A imensa e fundamental função em torno da qual gira toda a antropologia, a do sexo e

nascimento, jamais esteve dentro do estado político, mas sempre fora dele. O Estado ocupava- se com a questão trivial de matar pessoas, mas sabiamente deixava de lado o assunto de fazê- las nascer. Um eugenista poderia dizer, com alguma razão, que o governo é uma pessoa

distraída e inconseqüente que se preocupa em sustentar a velhice de pessoas que jamais foram crianças. Não entrarei aqui nos detalhes do fato de que alguns eugenistas da nossa época

apresentam como solução para esse problema a desvairada proposta de uma polícia controlando o casamento e o nascimento como faz com o trabalho e o óbito. Com exceção desse inumano grupo (do qual infelizmente terei de me ocupar mais tarde), todos os eugenistas que conheço podem ser divididos em dois grupos: os engenhosos, que já pensaram nisso, e os desorientados, que juram jamais ter pensado nisso ou em algo do tipo. Se, contudo, numa avaliação mais vivaz dos homens, admitirmos que a maioria deles deseja um casamento livre da intervenção estatal, isso não quer dizer que desejam que ele seja livre de tudo o mais. Se o homem não controla o mercado matrimonial por meio da lei, estará ele controlado de alguma forma? A resposta, seguramente, é que o homem não controla o mercado matrimonial por meio da lei, mas é a mulher quem o controla por meio da simpatia e do preconceito. Até pouco, vigorava uma lei que proibia um homem de casar-se com a irmã de sua falecida esposa; não obstante, isso acontecia constantemente. Por outro lado, não havia uma lei que lhe proibisse desposar a criada da falecida e isso não acontecia com muita freqüência. Não acontecia porque o mercado matrimonial é orientado segundo o espírito e a autoridade das mulheres e elas, em geral, são conservadoras no que diz respeito a classes sociais. O mesmo ocorre com o sistema de exclusivismo que permitiu tantas vezes às damas (como num processo de

eliminação) evitar os casamentos que não desejavam e algumas vezes até mesmo obter os que desejavam. Para tanto, não houve necessidade de broad arrows, nem de flores-de-lis

marcadas a ferro e fogo, nem das correntes do carcereiro, nem das cordas do carrasco. Se se pode silenciar um homem, não há razão para estrangulá-lo. Marcar a ferro um ombro é menos

efetivo e menos definitivo do que dar de ombros. E não vale a pena preocupar-se com trancar um homem dentro se se pode trancá-lo do lado de fora.

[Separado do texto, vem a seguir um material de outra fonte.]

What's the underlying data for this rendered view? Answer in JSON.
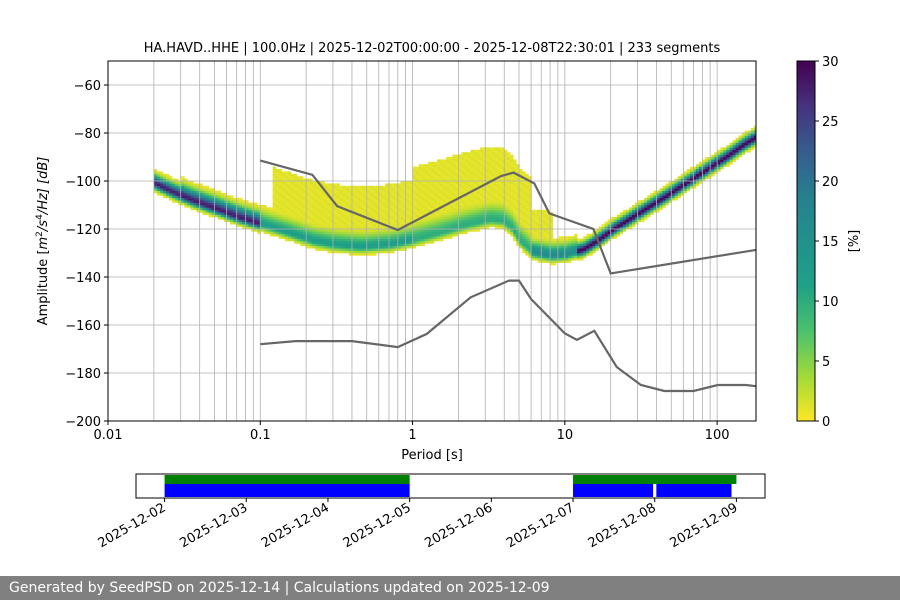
{
  "chart_data": [
    {
      "type": "heatmap",
      "title": "HA.HAVD..HHE | 100.0Hz | 2025-12-02T00:00:00 - 2025-12-08T22:30:01 | 233 segments",
      "xlabel": "Period [s]",
      "ylabel_parts": {
        "prefix": "Amplitude [",
        "m": "m",
        "exp1": "2",
        "mid": "/s",
        "exp2": "4",
        "suffix": "/Hz] [dB]"
      },
      "x_scale": "log",
      "xlim": [
        0.01,
        180
      ],
      "ylim": [
        -200,
        -50
      ],
      "x_ticks": [
        {
          "value": 0.01,
          "label": "0.01"
        },
        {
          "value": 0.1,
          "label": "0.1"
        },
        {
          "value": 1,
          "label": "1"
        },
        {
          "value": 10,
          "label": "10"
        },
        {
          "value": 100,
          "label": "100"
        }
      ],
      "y_ticks": [
        {
          "value": -60,
          "label": "−60"
        },
        {
          "value": -80,
          "label": "−80"
        },
        {
          "value": -100,
          "label": "−100"
        },
        {
          "value": -120,
          "label": "−120"
        },
        {
          "value": -140,
          "label": "−140"
        },
        {
          "value": -160,
          "label": "−160"
        },
        {
          "value": -180,
          "label": "−180"
        },
        {
          "value": -200,
          "label": "−200"
        }
      ],
      "grid": true,
      "colormap": "viridis_r",
      "colorbar": {
        "label": "[%]",
        "range": [
          0,
          30
        ],
        "ticks": [
          {
            "value": 0,
            "label": "0"
          },
          {
            "value": 5,
            "label": "5"
          },
          {
            "value": 10,
            "label": "10"
          },
          {
            "value": 15,
            "label": "15"
          },
          {
            "value": 20,
            "label": "20"
          },
          {
            "value": 25,
            "label": "25"
          },
          {
            "value": 30,
            "label": "30"
          }
        ]
      },
      "series": [
        {
          "kind": "reference_line",
          "color": "#666666",
          "x": [
            0.1,
            0.22,
            0.32,
            0.8,
            3.8,
            4.6,
            6.3,
            7.9,
            15.4,
            20,
            180
          ],
          "y": [
            -91.5,
            -97.4,
            -110.5,
            -120.4,
            -98.0,
            -96.5,
            -101.0,
            -113.5,
            -120.0,
            -138.5,
            -128.7
          ]
        },
        {
          "kind": "reference_line",
          "color": "#666666",
          "x": [
            0.1,
            0.17,
            0.4,
            0.8,
            1.24,
            2.4,
            4.3,
            5.0,
            6.0,
            10,
            12,
            15.6,
            21.9,
            31.6,
            45,
            70,
            101,
            154,
            180
          ],
          "y": [
            -168,
            -166.7,
            -166.7,
            -169.2,
            -163.7,
            -148.5,
            -141.5,
            -141.5,
            -149.2,
            -163.5,
            -166.2,
            -162.4,
            -177.5,
            -185.0,
            -187.5,
            -187.5,
            -185.0,
            -185.0,
            -185.5
          ]
        }
      ],
      "mode_curve": {
        "x": [
          0.02,
          0.025,
          0.035,
          0.05,
          0.07,
          0.1,
          0.15,
          0.22,
          0.3,
          0.45,
          0.7,
          1.0,
          1.5,
          2.3,
          3.2,
          3.8,
          4.4,
          5.0,
          6.0,
          8.0,
          10,
          13,
          16,
          20,
          30,
          45,
          70,
          110,
          150,
          180
        ],
        "y": [
          -101.5,
          -104.5,
          -108.5,
          -112,
          -115.5,
          -118.5,
          -122,
          -125.5,
          -127,
          -128,
          -127,
          -125,
          -122,
          -118.5,
          -116.5,
          -117,
          -120,
          -125.5,
          -130,
          -131.5,
          -131,
          -129,
          -125.5,
          -121,
          -114,
          -107,
          -99,
          -91,
          -85,
          -82
        ]
      },
      "highlight_intervals": []
    },
    {
      "type": "timeline",
      "x_ticks": [
        "2025-12-02",
        "2025-12-03",
        "2025-12-04",
        "2025-12-05",
        "2025-12-06",
        "2025-12-07",
        "2025-12-08",
        "2025-12-09"
      ],
      "xlim_days": [
        -0.35,
        7.35
      ],
      "colors": {
        "available": "#008000",
        "processed": "#0000ff"
      },
      "available_intervals": [
        [
          0.0,
          3.0
        ],
        [
          5.0,
          7.0
        ]
      ],
      "processed_intervals": [
        [
          0.0,
          3.0
        ],
        [
          5.0,
          5.98
        ],
        [
          6.02,
          6.94
        ]
      ]
    }
  ],
  "footer": {
    "text": "Generated by SeedPSD on 2025-12-14 | Calculations updated on 2025-12-09"
  }
}
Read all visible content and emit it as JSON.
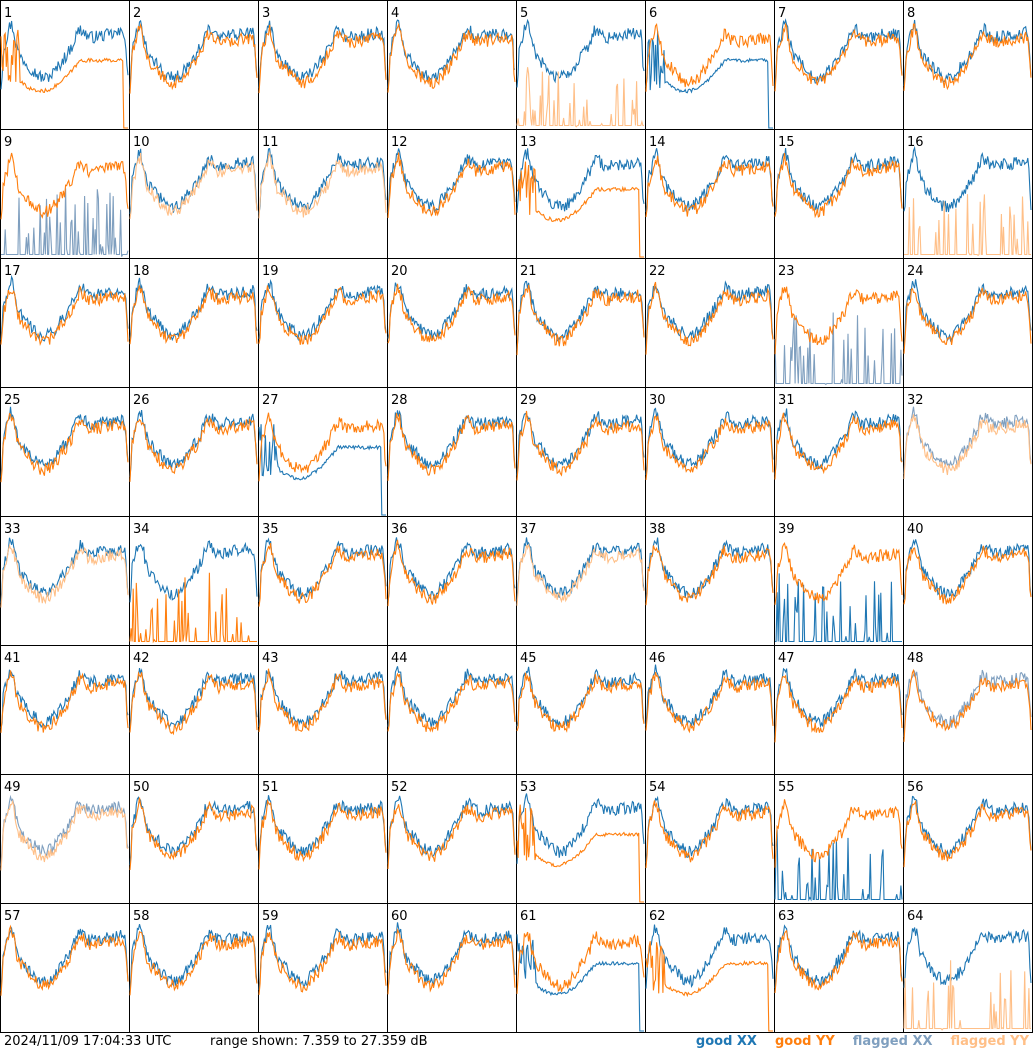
{
  "chart_data": {
    "type": "line",
    "layout": "8x8 small multiples",
    "panels": [
      "1",
      "2",
      "3",
      "4",
      "5",
      "6",
      "7",
      "8",
      "9",
      "10",
      "11",
      "12",
      "13",
      "14",
      "15",
      "16",
      "17",
      "18",
      "19",
      "20",
      "21",
      "22",
      "23",
      "24",
      "25",
      "26",
      "27",
      "28",
      "29",
      "30",
      "31",
      "32",
      "33",
      "34",
      "35",
      "36",
      "37",
      "38",
      "39",
      "40",
      "41",
      "42",
      "43",
      "44",
      "45",
      "46",
      "47",
      "48",
      "49",
      "50",
      "51",
      "52",
      "53",
      "54",
      "55",
      "56",
      "57",
      "58",
      "59",
      "60",
      "61",
      "62",
      "63",
      "64"
    ],
    "ylim": [
      7.359,
      27.359
    ],
    "yunit": "dB",
    "series": [
      {
        "name": "good XX",
        "color": "#1f77b4"
      },
      {
        "name": "good YY",
        "color": "#ff7f0e"
      },
      {
        "name": "flagged XX",
        "color": "#7f9fbf"
      },
      {
        "name": "flagged YY",
        "color": "#ffbf87"
      }
    ],
    "grid": false
  },
  "footer": {
    "timestamp": "2024/11/09 17:04:33 UTC",
    "range_text": "range shown: 7.359 to 27.359 dB"
  }
}
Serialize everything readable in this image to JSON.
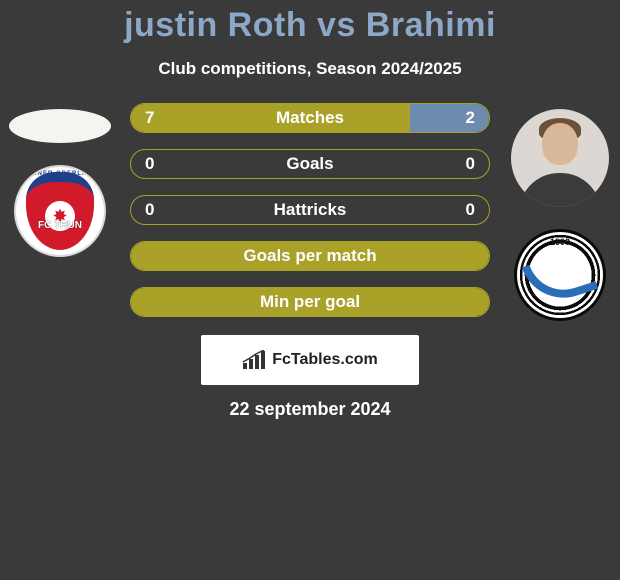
{
  "title": {
    "text": "justin Roth vs Brahimi",
    "color": "#8da7c7",
    "fontsize": 34
  },
  "subtitle": {
    "text": "Club competitions, Season 2024/2025",
    "color": "#ffffff",
    "fontsize": 17
  },
  "colors": {
    "background": "#3a3a3a",
    "text": "#ffffff",
    "fill_primary": "#aaa128",
    "fill_secondary": "#6e8bb0",
    "row_border": "#aaa128"
  },
  "players": {
    "left": {
      "name": "justin Roth",
      "club": "FC Thun",
      "club_short": "FC THUN"
    },
    "right": {
      "name": "Brahimi",
      "club": "FC Wil 1900",
      "club_short": "WIL"
    }
  },
  "stats": [
    {
      "label": "Matches",
      "left_value": "7",
      "right_value": "2",
      "left_pct": 78,
      "right_pct": 22,
      "left_fill": "#aaa128",
      "right_fill": "#6e8bb0",
      "show_left": true,
      "show_right": true
    },
    {
      "label": "Goals",
      "left_value": "0",
      "right_value": "0",
      "left_pct": 0,
      "right_pct": 0,
      "left_fill": "#aaa128",
      "right_fill": "#6e8bb0",
      "show_left": true,
      "show_right": true
    },
    {
      "label": "Hattricks",
      "left_value": "0",
      "right_value": "0",
      "left_pct": 0,
      "right_pct": 0,
      "left_fill": "#aaa128",
      "right_fill": "#6e8bb0",
      "show_left": true,
      "show_right": true
    },
    {
      "label": "Goals per match",
      "left_value": "",
      "right_value": "",
      "left_pct": 100,
      "right_pct": 0,
      "left_fill": "#aaa128",
      "right_fill": "#6e8bb0",
      "show_left": false,
      "show_right": false
    },
    {
      "label": "Min per goal",
      "left_value": "",
      "right_value": "",
      "left_pct": 100,
      "right_pct": 0,
      "left_fill": "#aaa128",
      "right_fill": "#6e8bb0",
      "show_left": false,
      "show_right": false
    }
  ],
  "watermark": {
    "text": "FcTables.com"
  },
  "date": {
    "text": "22 september 2024"
  }
}
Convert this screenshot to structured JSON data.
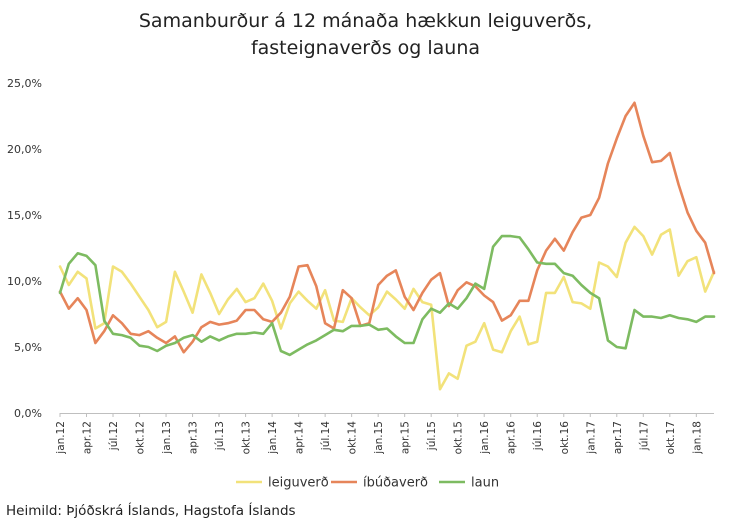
{
  "title_line1": "Samanburður á 12 mánaða hækkun leiguverðs,",
  "title_line2": "fasteignaverðs og launa",
  "source": "Heimild: Þjóðskrá Íslands, Hagstofa Íslands",
  "chart_data": {
    "type": "line",
    "title": "Samanburður á 12 mánaða hækkun leiguverðs, fasteignaverðs og launa",
    "ylim": [
      0,
      25
    ],
    "yticks": [
      "0,0%",
      "5,0%",
      "10,0%",
      "15,0%",
      "20,0%",
      "25,0%"
    ],
    "xticklabels": [
      "jan.12",
      "apr.12",
      "júl.12",
      "okt.12",
      "jan.13",
      "apr.13",
      "júl.13",
      "okt.13",
      "jan.14",
      "apr.14",
      "júl.14",
      "okt.14",
      "jan.15",
      "apr.15",
      "júl.15",
      "okt.15",
      "jan.16",
      "apr.16",
      "júl.16",
      "okt.16",
      "jan.17",
      "apr.17",
      "júl.17",
      "okt.17",
      "jan.18"
    ],
    "x_start": "2012-01",
    "x_end": "2018-03",
    "grid": false,
    "legend_position": "bottom",
    "series": [
      {
        "name": "leiguverð",
        "color": "#f2e27a",
        "values": [
          11.1,
          9.7,
          10.7,
          10.2,
          6.4,
          6.8,
          11.1,
          10.7,
          9.8,
          8.8,
          7.8,
          6.5,
          6.9,
          10.7,
          9.2,
          7.6,
          10.5,
          9.1,
          7.5,
          8.6,
          9.4,
          8.4,
          8.7,
          9.8,
          8.5,
          6.4,
          8.3,
          9.2,
          8.5,
          7.9,
          9.3,
          7.0,
          6.9,
          8.7,
          8.0,
          7.4,
          8.0,
          9.2,
          8.6,
          7.9,
          9.4,
          8.4,
          8.2,
          1.8,
          3.0,
          2.6,
          5.1,
          5.4,
          6.8,
          4.8,
          4.6,
          6.2,
          7.3,
          5.2,
          5.4,
          9.1,
          9.1,
          10.3,
          8.4,
          8.3,
          7.9,
          11.4,
          11.1,
          10.3,
          12.9,
          14.1,
          13.4,
          12.0,
          13.5,
          13.9,
          10.4,
          11.5,
          11.8,
          9.2,
          10.7
        ]
      },
      {
        "name": "íbúðaverð",
        "color": "#e6855a",
        "values": [
          9.2,
          7.9,
          8.7,
          7.8,
          5.3,
          6.2,
          7.4,
          6.8,
          6.0,
          5.9,
          6.2,
          5.7,
          5.3,
          5.8,
          4.6,
          5.4,
          6.5,
          6.9,
          6.7,
          6.8,
          7.0,
          7.8,
          7.8,
          7.1,
          6.9,
          7.6,
          8.8,
          11.1,
          11.2,
          9.6,
          6.8,
          6.4,
          9.3,
          8.7,
          6.6,
          6.8,
          9.7,
          10.4,
          10.8,
          8.8,
          7.8,
          9.1,
          10.1,
          10.6,
          8.1,
          9.3,
          9.9,
          9.6,
          8.9,
          8.4,
          7.0,
          7.4,
          8.5,
          8.5,
          10.8,
          12.3,
          13.2,
          12.3,
          13.7,
          14.8,
          15.0,
          16.3,
          18.9,
          20.8,
          22.5,
          23.5,
          21.0,
          19.0,
          19.1,
          19.7,
          17.3,
          15.2,
          13.8,
          12.9,
          10.6
        ]
      },
      {
        "name": "laun",
        "color": "#7dbb61",
        "values": [
          9.1,
          11.3,
          12.1,
          11.9,
          11.2,
          7.0,
          6.0,
          5.9,
          5.7,
          5.1,
          5.0,
          4.7,
          5.1,
          5.3,
          5.7,
          5.9,
          5.4,
          5.8,
          5.5,
          5.8,
          6.0,
          6.0,
          6.1,
          6.0,
          6.8,
          4.7,
          4.4,
          4.8,
          5.2,
          5.5,
          5.9,
          6.3,
          6.2,
          6.6,
          6.6,
          6.7,
          6.3,
          6.4,
          5.8,
          5.3,
          5.3,
          7.1,
          7.9,
          7.6,
          8.3,
          7.9,
          8.7,
          9.8,
          9.4,
          12.6,
          13.4,
          13.4,
          13.3,
          12.4,
          11.4,
          11.3,
          11.3,
          10.6,
          10.4,
          9.7,
          9.1,
          8.7,
          5.5,
          5.0,
          4.9,
          7.8,
          7.3,
          7.3,
          7.2,
          7.4,
          7.2,
          7.1,
          6.9,
          7.3,
          7.3
        ]
      }
    ]
  }
}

O mesmo ocorre com a arquitetura colossal a que chamamos educação infantil: uma estrutura totalmente edificada por mulheres. Nada jamais poderá superar essa tremenda superioridade do sexo feminino que consiste em até mesmo o filho varão nascer mais próximo da mãe que do pai. Ao observar esse extraordinário privilégio feminino, não há quem possa acreditar de fato na igualdade dos sexos. Vez ou outra lemos que uma menina foi educada como uma Maria- tomba-homem; mas todos os meninos são educados como uma dócil menina. A carne e o espírito da feminilidade cercam-nos desde o princípio, como as quatro paredes de uma casa. E até mesmo o mais dúbio e o mais brutal dos homens foram feminilizados quando nasceram. O homem nascido de mulher tem dias curtos e cheios de miséria, mas não há quem possa conceber a obscenidade e a tragédia irracional que seria um homem nascido de um homem.